Recently, the Los Angeles Times theatre critic Charles McNulty wrote a piece saying that L.A. theatres should “look north,” using the example of the Oregon Shakespeare Festival, with its cycle of U.S. history plays. He was contrasting that with the bland programming at some of the big institutional theatres in L.A., instead praising some smaller companies like the Fountain. He said what the theatre needs is visionary leaders.
Did he mention us?
No.
This is part of the problem. It’s a mystery to me, honestly. We get rave reviews around the globe. We get houses in China sold out every night: 1,600 seats in one venue, 600 in the other. We sold out all the shows in the Spoleto Festival with a 500-seat house. We got great reviews in Italy, Greece, Spain, South America and Australia. The Times is a mystery. It would be nice to have the support of our leading paper. We do have the support of the L.A. audiences that come and see us. And that’s what’s important. They keep coming. We sold out Midsummer all summer long. They know it’s good. They respond to it. They tell their friends. I think sometimes critics can get in a vacuum and not really reflect what audiences are responding to. I certainly know that when I go to see plays that have gotten rave reviews, I’m often flabbergasted. I really think it boils down to taste.

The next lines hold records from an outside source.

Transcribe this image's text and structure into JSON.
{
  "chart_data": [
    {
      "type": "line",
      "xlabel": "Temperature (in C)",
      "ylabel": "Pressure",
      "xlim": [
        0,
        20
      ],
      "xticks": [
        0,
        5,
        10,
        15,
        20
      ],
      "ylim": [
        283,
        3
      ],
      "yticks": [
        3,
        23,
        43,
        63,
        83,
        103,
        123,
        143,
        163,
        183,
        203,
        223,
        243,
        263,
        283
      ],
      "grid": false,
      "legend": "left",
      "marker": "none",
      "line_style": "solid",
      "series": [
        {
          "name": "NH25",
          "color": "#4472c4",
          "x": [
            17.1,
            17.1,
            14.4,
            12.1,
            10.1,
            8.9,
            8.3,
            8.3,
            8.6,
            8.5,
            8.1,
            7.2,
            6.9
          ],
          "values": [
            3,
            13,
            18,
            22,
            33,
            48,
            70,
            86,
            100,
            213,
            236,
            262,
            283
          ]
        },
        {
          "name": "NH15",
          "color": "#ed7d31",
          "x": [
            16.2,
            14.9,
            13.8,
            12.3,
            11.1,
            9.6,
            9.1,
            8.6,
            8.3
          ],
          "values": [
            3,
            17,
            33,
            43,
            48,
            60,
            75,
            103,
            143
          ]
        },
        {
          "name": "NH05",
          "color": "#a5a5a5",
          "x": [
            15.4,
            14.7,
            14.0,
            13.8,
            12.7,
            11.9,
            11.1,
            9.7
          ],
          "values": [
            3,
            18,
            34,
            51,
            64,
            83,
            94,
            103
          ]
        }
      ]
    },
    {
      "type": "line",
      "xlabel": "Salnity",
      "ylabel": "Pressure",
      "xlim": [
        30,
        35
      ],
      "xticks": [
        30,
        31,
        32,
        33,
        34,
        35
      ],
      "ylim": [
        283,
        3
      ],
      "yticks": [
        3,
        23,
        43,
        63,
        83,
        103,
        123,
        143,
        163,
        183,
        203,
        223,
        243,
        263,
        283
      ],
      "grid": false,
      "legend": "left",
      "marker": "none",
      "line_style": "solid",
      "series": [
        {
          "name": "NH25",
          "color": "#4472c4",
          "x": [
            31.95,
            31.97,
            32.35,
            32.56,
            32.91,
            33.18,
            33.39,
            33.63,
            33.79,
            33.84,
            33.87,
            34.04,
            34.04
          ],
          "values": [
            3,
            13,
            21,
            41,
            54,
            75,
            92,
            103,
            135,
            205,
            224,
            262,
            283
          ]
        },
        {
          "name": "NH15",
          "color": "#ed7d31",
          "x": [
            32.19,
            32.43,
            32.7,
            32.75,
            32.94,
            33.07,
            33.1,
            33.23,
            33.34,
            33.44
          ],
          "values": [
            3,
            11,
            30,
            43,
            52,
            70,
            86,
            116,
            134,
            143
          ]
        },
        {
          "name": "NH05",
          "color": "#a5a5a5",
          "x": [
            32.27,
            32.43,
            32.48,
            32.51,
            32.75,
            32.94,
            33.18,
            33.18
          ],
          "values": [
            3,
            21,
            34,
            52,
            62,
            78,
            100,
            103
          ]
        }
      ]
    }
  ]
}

What are the Gang’s plans for the rest of the year?
We’re in workshop right now on a couple of different pieces. We’re developing a piece for Italy. We’re going to Milan to do an original piece in June.
A new piece?
Yes. And the piece we’re developing for January will probably go to China in September. While we were there, we were invited back to their larger theatre. It might be a Molière—I’m a big believer in not getting too far ahead of ourselves. We used to do seasons. And that sometimes cheats you out of opportunities that present themselves, like if a certain director becomes available and wants to do a play. So we like to be able to respond to the moment that we’re in, and develop pieces out of that. But we do know that in the summer of 2016, we’re going back to the Spoleto Festival, where we can have the venue that we used before—but there are two other venues in the complex, and they said they want to create what they call “Actors’ Gang village.”
It sounds like the Actors’ Gang is an international company.
It is. (Pause.) It is. Next summer we’re going to be in Lyon, France, in one of those old Roman theatres to do Midsummer.
If you look back on the scope of your theatre career, how would you describe it, and where are you headed now?
I had a moment in Italy—one of those crystalline moments, after a great performance and a standing ovation: I thought, I’m exactly where I want to be. There was also meeting Robert Wilson and seeing his direction of Peter Pan with the Berliner Ensemble, the Ensemble coming to see Midsummer and loving it, us going to see their show, loving it; all of us having a party at this villa, bonding, getting drunk, telling stories. It was one of those moments where I realized—this is what I’ve always wanted in my life. I wanted to be a theatre director when I went to UCLA. The acting was, you know—I got lucky. But I always kept coming back to the Actors’ Gang. That’s what I’ve been doing for 20 or 30 years, traveling the world with the company. I find it incredibly fulfilling. I remember thinking, in Spoleto: This is the dream, right here.
Joseph Eastburn has written plays, screenplays, short stories and nonfiction. His first novel was published by William Morrow and Co.